As with Sarah, sole responsibility over Ellie is transferred to Joel. She personifies his daughter not merely because of her age or comparative innocence, but through familiar circumstance. She comes into his care almost literally the same way as did his own child. Joel's wristwatch has by this point shattered and stopped. When Ellie points it out—“your watch is broken”—we sense Joel is unable to relinquish a bygone time. His assuming the role of father, to a young girl, after the death of a mother, is a wish fulfilled. In as complete a way as possible, he has Sarah back.
Joel's need for Ellie is emphasised not just by Sarah's death but the actual process of Sarah dying. After she's shot and Joel holds her in his arms, she's in such pain and expiring so rapidly that she's unable to speak—having seen movies and played other videogames, we're accustomed to the characters in these kinds of scenes exchanging some potent, parting words, but between Joel and Sarah there are none. That absence of conversation pronounces the void left in Joel by the death of his daughter. Aside from the wristwatch, which later breaks, he has very little of her to hang onto: the end of the world for Joel is not heralded by parasites and monsters, but leaving his family home and staring as his child wordlessly dies.
Sarah's whimpering but not talking expresses an unspeakable pain; by extension, there are some feelings so profound they are difficult, or impossible to put into words. Such an experience is born out in the moment Joel and Ellie resolutely become father and daughter—or rather, when Ellie is affirmed in Joel's mind as his replacement for Sarah. Having killed David, a febrile pervert who kidnaps and touches her, Ellie is held in Joel's arms. The music rises. The dialogue fades out. Briefly, we cannot hear what Joel and Ellie are saying to each other—in this moment, their emotion is so much it isn't, or rather can't be, encapsulated by words. She isn't dying, but covered in blood, having murdered David, we may assume something within Ellie—some naïveté or wonder about life—is slipping away. As it goes, Joel holds her and the scene continues without dialogue. Albeit more abstractly, once again Joel's time with his daughter is being replayed. He can be forgiven for assuming he is Ellie's father. The very universe seems to insist.
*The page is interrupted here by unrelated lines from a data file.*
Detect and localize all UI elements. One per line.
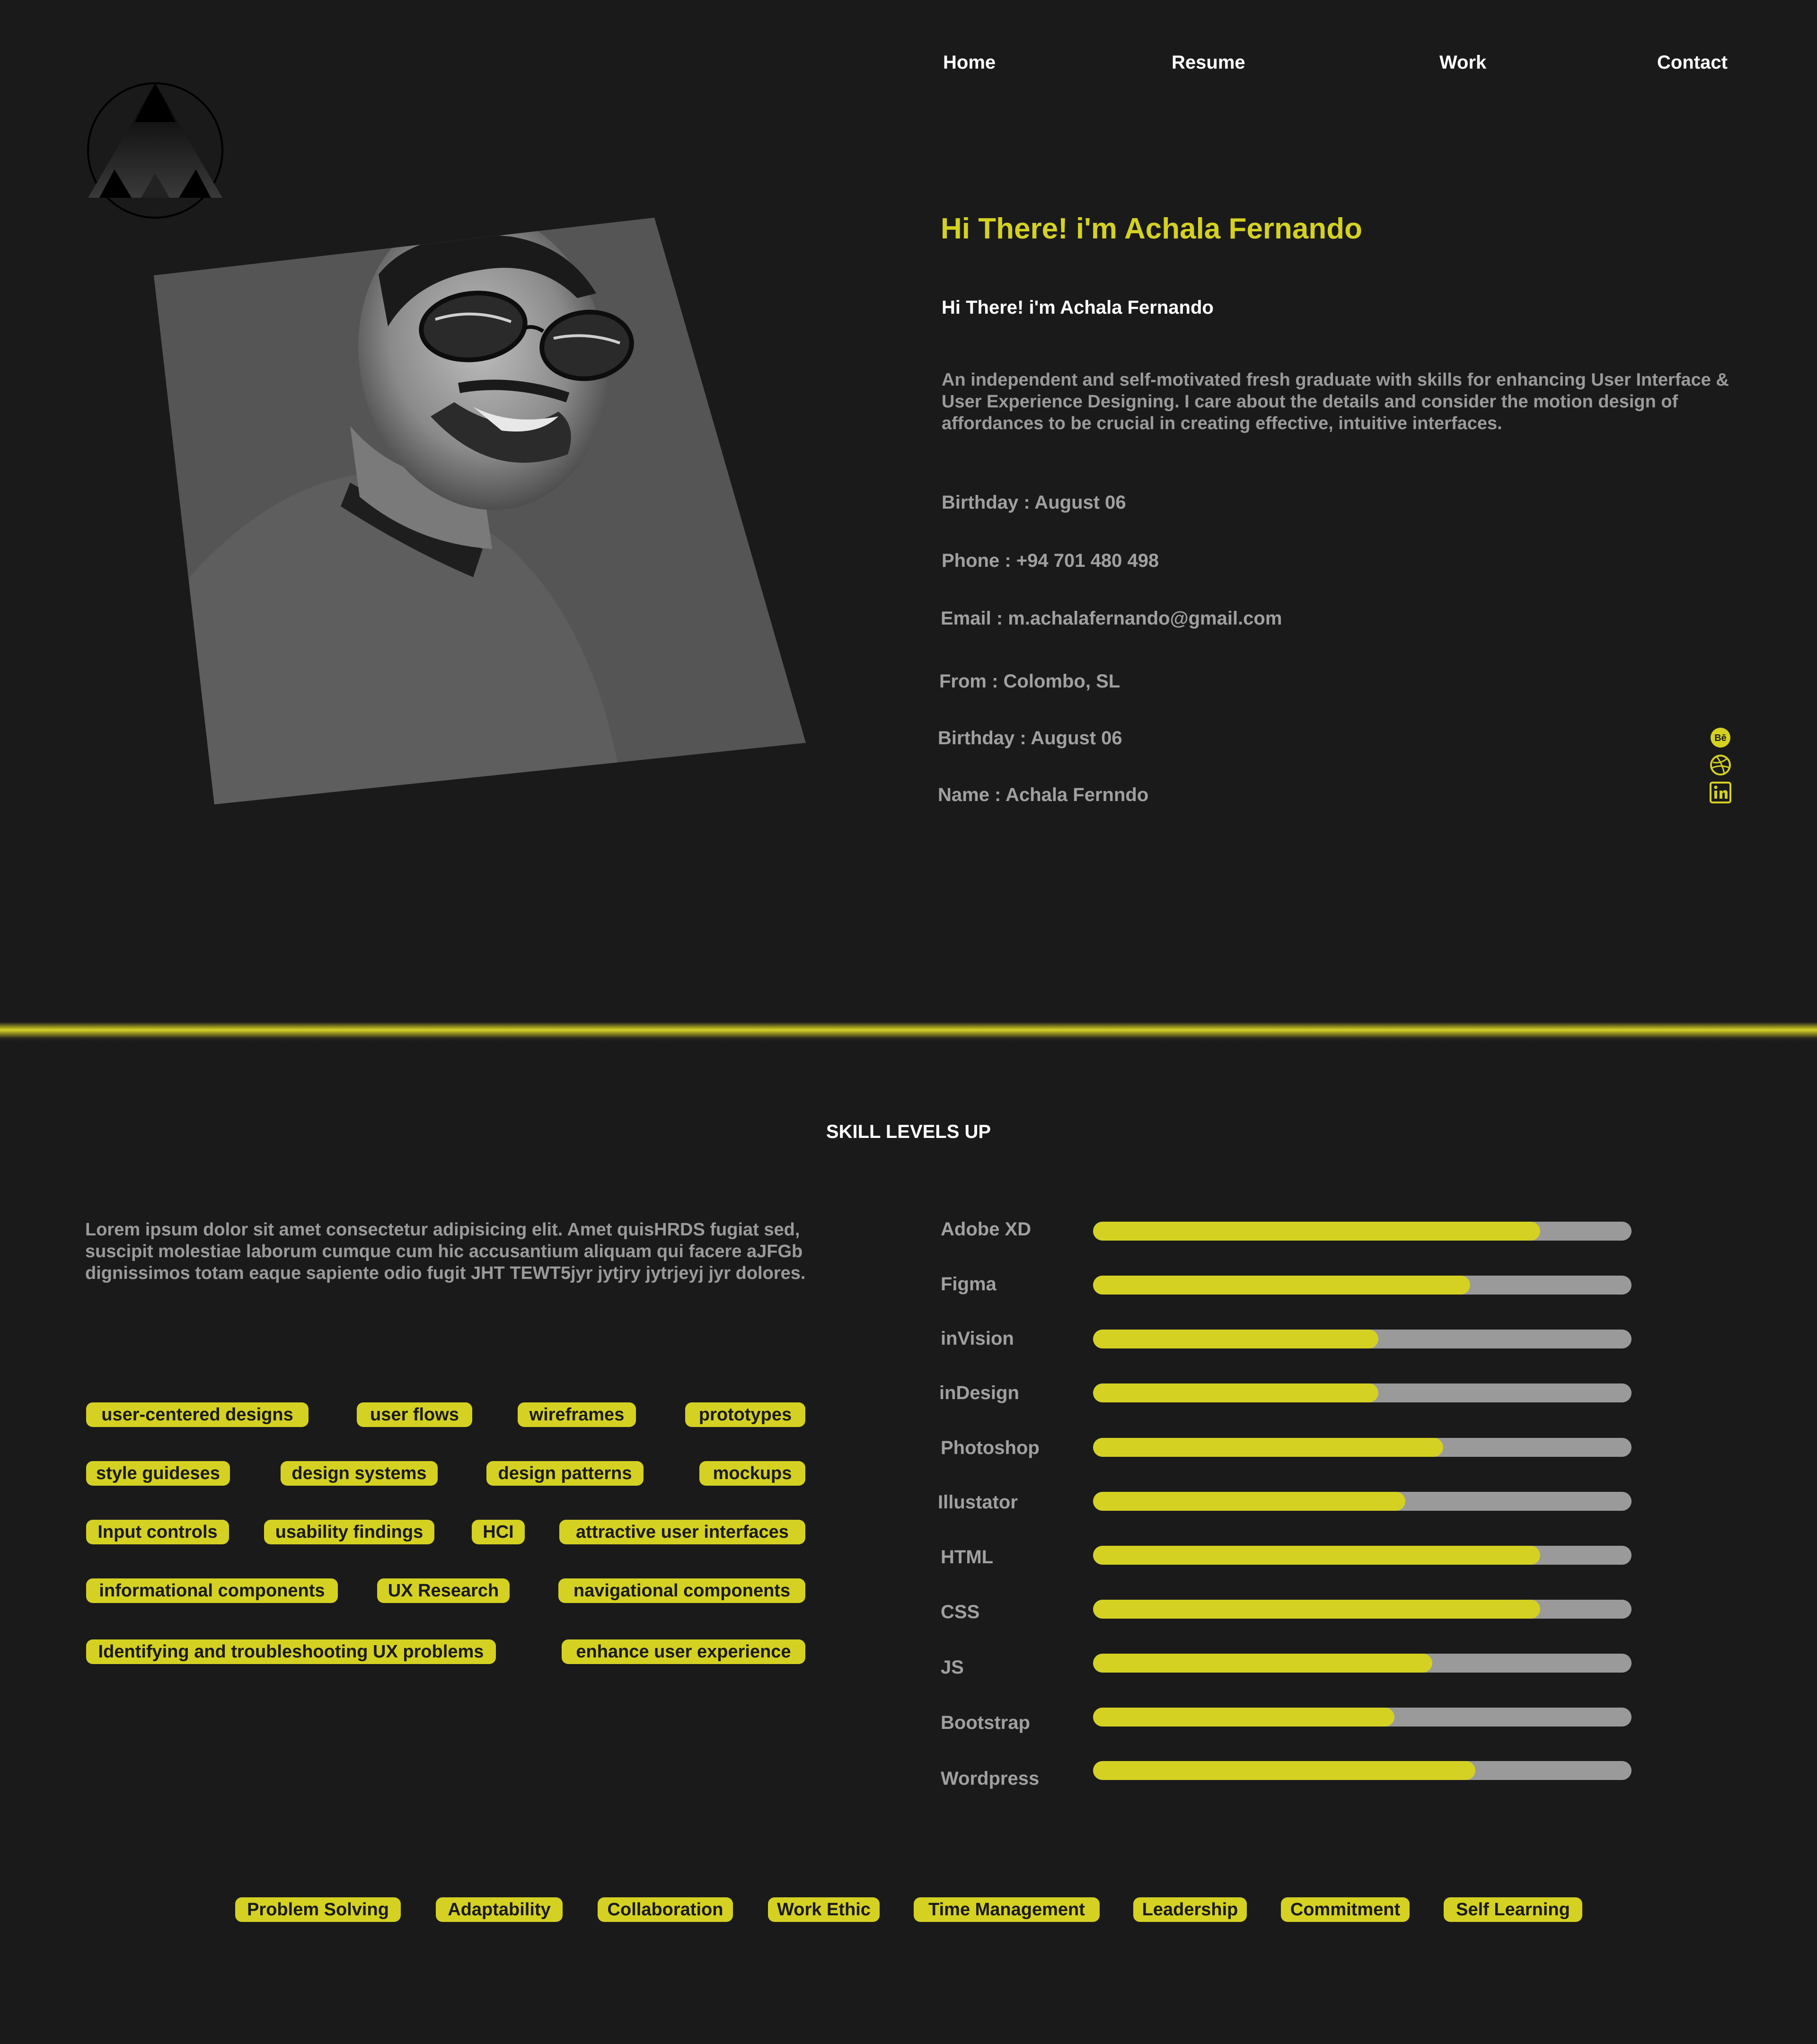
skill-level-label: Wordpress — [941, 1768, 1040, 1789]
profile-photo — [151, 218, 809, 804]
triangle-logo-icon[interactable] — [85, 80, 227, 222]
behance-icon[interactable]: Bē — [1709, 726, 1732, 749]
skill-level-fill — [1093, 1438, 1443, 1457]
skill-level-label: Bootstrap — [941, 1712, 1030, 1733]
skill-tag: enhance user experience — [562, 1639, 805, 1664]
skill-level-label: Photoshop — [941, 1437, 1040, 1458]
skill-level-fill — [1093, 1492, 1406, 1511]
info-email: Email : m.achalafernando@gmail.com — [941, 608, 1282, 629]
soft-skill-tag: Problem Solving — [235, 1897, 401, 1922]
skill-tag: attractive user interfaces — [559, 1520, 805, 1544]
skill-tag: design patterns — [486, 1461, 644, 1486]
nav-work[interactable]: Work — [1439, 52, 1486, 73]
info-birthday: Birthday : August 06 — [942, 492, 1126, 513]
skill-tag: wireframes — [518, 1402, 636, 1427]
skill-level-fill — [1093, 1654, 1432, 1673]
linkedin-icon[interactable] — [1709, 781, 1732, 804]
skill-level-fill — [1093, 1276, 1470, 1295]
bio-text: An independent and self-motivated fresh … — [942, 370, 1729, 433]
hero-subtitle: Hi There! i'm Achala Fernando — [942, 297, 1214, 318]
skill-tag: Identifying and troubleshooting UX probl… — [86, 1639, 496, 1664]
skill-tag: user-centered designs — [86, 1402, 309, 1427]
skill-tag: informational components — [86, 1578, 338, 1603]
skill-level-bar — [1093, 1276, 1632, 1295]
skill-level-bar — [1093, 1761, 1632, 1780]
soft-skill-tag: Work Ethic — [768, 1897, 880, 1922]
skill-level-bar — [1093, 1330, 1632, 1348]
skill-level-fill — [1093, 1222, 1540, 1241]
skill-level-label: CSS — [941, 1602, 980, 1622]
soft-skill-tag: Leadership — [1133, 1897, 1247, 1922]
skill-level-bar — [1093, 1492, 1632, 1511]
skills-description: Lorem ipsum dolor sit amet consectetur a… — [85, 1220, 806, 1283]
info-from: From : Colombo, SL — [939, 671, 1120, 692]
skill-level-fill — [1093, 1761, 1475, 1780]
skill-level-bar — [1093, 1654, 1632, 1673]
skill-level-fill — [1093, 1330, 1379, 1348]
skill-level-bar — [1093, 1222, 1632, 1241]
skill-level-fill — [1093, 1708, 1395, 1727]
nav-contact[interactable]: Contact — [1657, 52, 1728, 73]
skill-level-label: JS — [941, 1657, 964, 1678]
skill-tag: Input controls — [86, 1520, 229, 1544]
info-birthday-2: Birthday : August 06 — [938, 728, 1122, 749]
skill-level-bar — [1093, 1546, 1632, 1565]
skill-tag: HCI — [472, 1520, 525, 1544]
skill-level-fill — [1093, 1546, 1540, 1565]
soft-skill-tag: Time Management — [914, 1897, 1100, 1922]
skill-tag: UX Research — [377, 1578, 510, 1603]
skill-level-label: HTML — [941, 1547, 994, 1568]
skill-level-bar — [1093, 1600, 1632, 1619]
skill-level-label: Adobe XD — [941, 1219, 1032, 1240]
skill-tag: design systems — [281, 1461, 438, 1486]
skill-level-fill — [1093, 1383, 1379, 1402]
skill-level-label: Figma — [941, 1274, 997, 1295]
section-divider — [0, 1022, 1817, 1041]
soft-skill-tag: Collaboration — [598, 1897, 733, 1922]
info-name: Name : Achala Fernndo — [938, 784, 1149, 805]
skill-tag: user flows — [357, 1402, 472, 1427]
skill-level-bar — [1093, 1438, 1632, 1457]
nav-resume[interactable]: Resume — [1172, 52, 1245, 73]
skill-tag: mockups — [699, 1461, 805, 1486]
skill-tag: prototypes — [685, 1402, 805, 1427]
skills-title: SKILL LEVELS UP — [826, 1121, 991, 1142]
skill-level-bar — [1093, 1708, 1632, 1727]
skill-level-bar — [1093, 1383, 1632, 1402]
skill-level-label: inDesign — [939, 1383, 1019, 1403]
info-phone: Phone : +94 701 480 498 — [942, 550, 1159, 571]
svg-text:Bē: Bē — [1714, 733, 1727, 743]
skill-tag: usability findings — [264, 1520, 434, 1544]
hero-title: Hi There! i'm Achala Fernando — [941, 212, 1362, 245]
skill-level-label: inVision — [941, 1328, 1014, 1349]
soft-skill-tag: Self Learning — [1444, 1897, 1582, 1922]
skill-tag: style guideses — [86, 1461, 230, 1486]
skill-level-label: Illustator — [938, 1492, 1018, 1513]
soft-skill-tag: Adaptability — [436, 1897, 563, 1922]
soft-skill-tag: Commitment — [1281, 1897, 1410, 1922]
dribbble-icon[interactable] — [1709, 754, 1732, 776]
nav-home[interactable]: Home — [943, 52, 996, 73]
skill-level-fill — [1093, 1600, 1540, 1619]
skill-tag: navigational components — [558, 1578, 805, 1603]
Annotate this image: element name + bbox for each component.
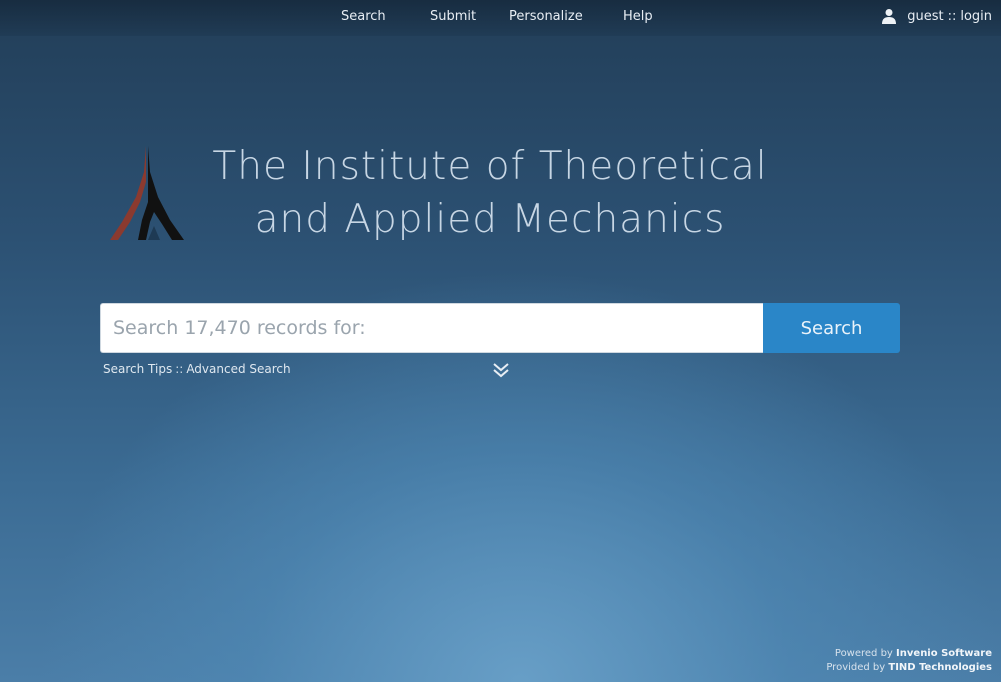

Silence, in fact, repeatedly pushes Ellie and Joel closer, and into a pseudo-family. Unconditional love, a fabled, parental bond which regardless of circumstance can't be broken is finely captured in Joel and Ellie's wordless exchange—it implies their relationship is impenetrable, and so exclusive to them that we as an audience cannot know it. A similar impression is given by the three chapter breaks: Autumn, Winter, and Spring. Between the seasons, time passes off-screen. When we rejoin Joel and Ellie, they've shared experiences to which we were not privy, fastidiously implied by their changed clothes. It feels the equivalent of a family returning home, closing and locking the door and conducting its own, inscrutable dynamic. These characters know one another better than we know them.
So when, in the final seconds of The Last of Us Joel lies to Ellie, the game's tragedy is redoubled. He is not merely an overbearing man, being dishonest with his surrogate daughter. He is a father betraying the entire institution of family; with selfishness, he trivialises a unique and ineffable love. One wonders if this represents the final fusion of Joel and Ellie as parent and child—as much as adoration and co-dependence, do disappointment and expiation specify the family? That would depend, of course, on one's experience.